Take the crucial job of lifeguarding. If my child's in the pool, I don't want some greedy profit-driven company overseeing lifeguards. I'm relieved that most lifeguards are trained by the Red Cross. They're nonprofit. So, they're selfless. And that's a good thing when someone's drowning.

But entrepreneur Jeff Ellis, who heads Ellis & Associates, says he's proven otherwise. Ellis doesn't work for the Red Cross; he trains lifeguards because he wants to make money. He says he can provide better trained lifeguards and turn a profit for his company.

"We're constantly criticized for being a profit company versus a nonprofit agency. And I think, by all measure, the profit company delivers a better service at a cheaper price," he said.

To win business, Ellis has had to constantly innovate. That profit-motivated creativity, he says, ultimately leads to better lifesaving techniques.

Ellis invented the "rear huggie" rescue, which places the weight of the victim on the rescue tube, instead of on the lifeguard. He was the first to require the "compact jump." He makes his lifeguards carry a plastic mouthpiece to help with mouth-to-mouth.

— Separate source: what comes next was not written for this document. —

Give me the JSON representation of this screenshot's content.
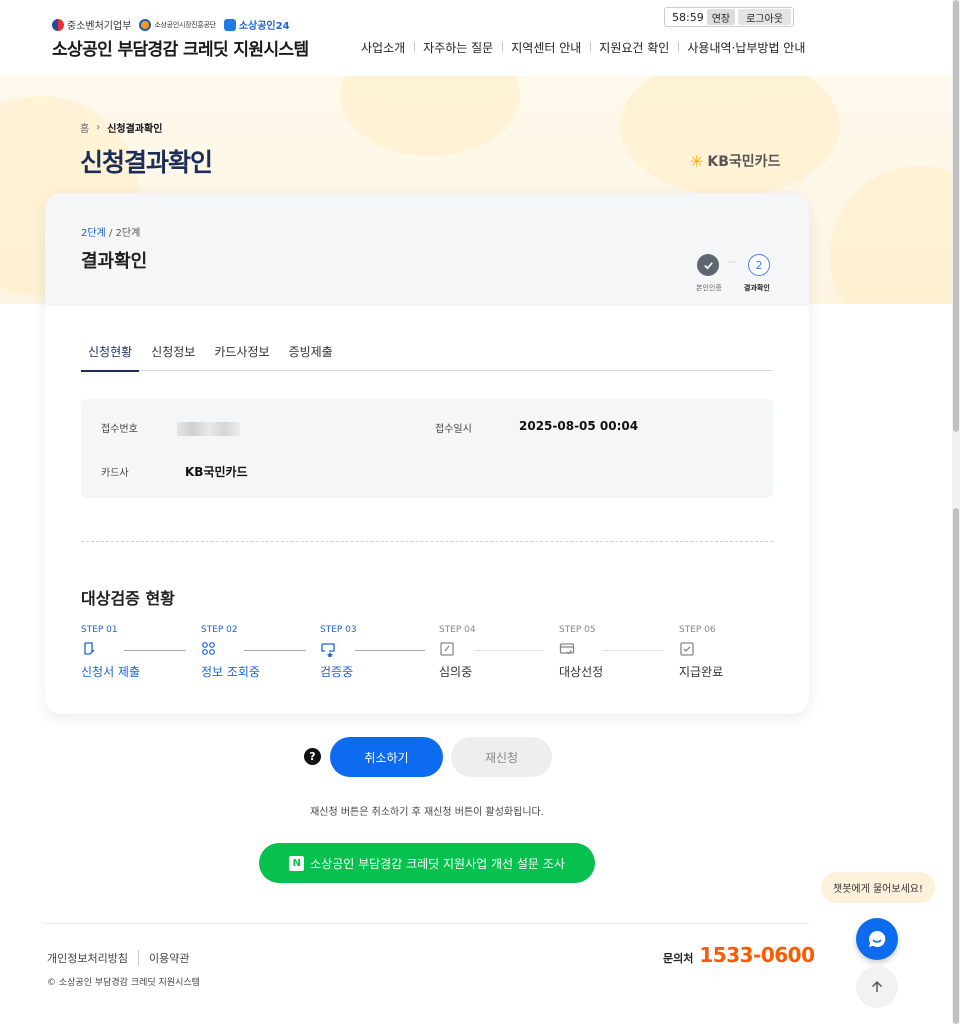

The Red Cross has since adopted many of Ellis' techniques.

Competition Drives Innovation

Ellis thinks complacency kept Red Cross from coming up with those innovative techniques on their own. It may be one reason that hundreds of pools have now switched from Red Cross lifeguards to guards trained by Ellis' company. They like the training and the follow-up.

Does a profit motive really make people better lifeguards? Isn't saving lives enough to keep the Red Cross vigilant?

No, says David Kelley, founder and senior fellow of the Objectivist Institute. He points out that money is a very effective motivator. "There's always an extra mile to go in creativity, in thinking of that solution no one has yet tried," he said.

People will work harder and longer to make sure their companies flourish and succeed, Kelley said.

To make money, Ellis has to win over more pools. He does that, he says, through diligent oversight, which includes secretly taping his lifeguards to make sure they follow his rules.

The monitoring, Ellis says, keeps the guards on their toes. "We don't consider it spying. They were given forewarning that in order to be in this lifeguard program, they were going to be held accountable," he said.

Knowing they're accountable for upholding Ellis' standards means guards must constantly scan the water with their rescue tubes always in hand. His camera caught one guard being friendly, talking to a girl, getting off the chair to sit next to her. The guard was still looking at the swimmers, but Ellis yanked his license.

And the lifeguards apparently don't mind Ellis' scrutiny. "I'm glad he's doing it because with the Red Cross, we never had anybody really come up and check up on us," one female lifeguard said.

Maria Sheba, who manages a Florida pool that hired Ellis' lifeguards, says she's happy with Ellis' guards and his scrutiny of them. 'I think it really makes a difference to them. They want to do well," she said.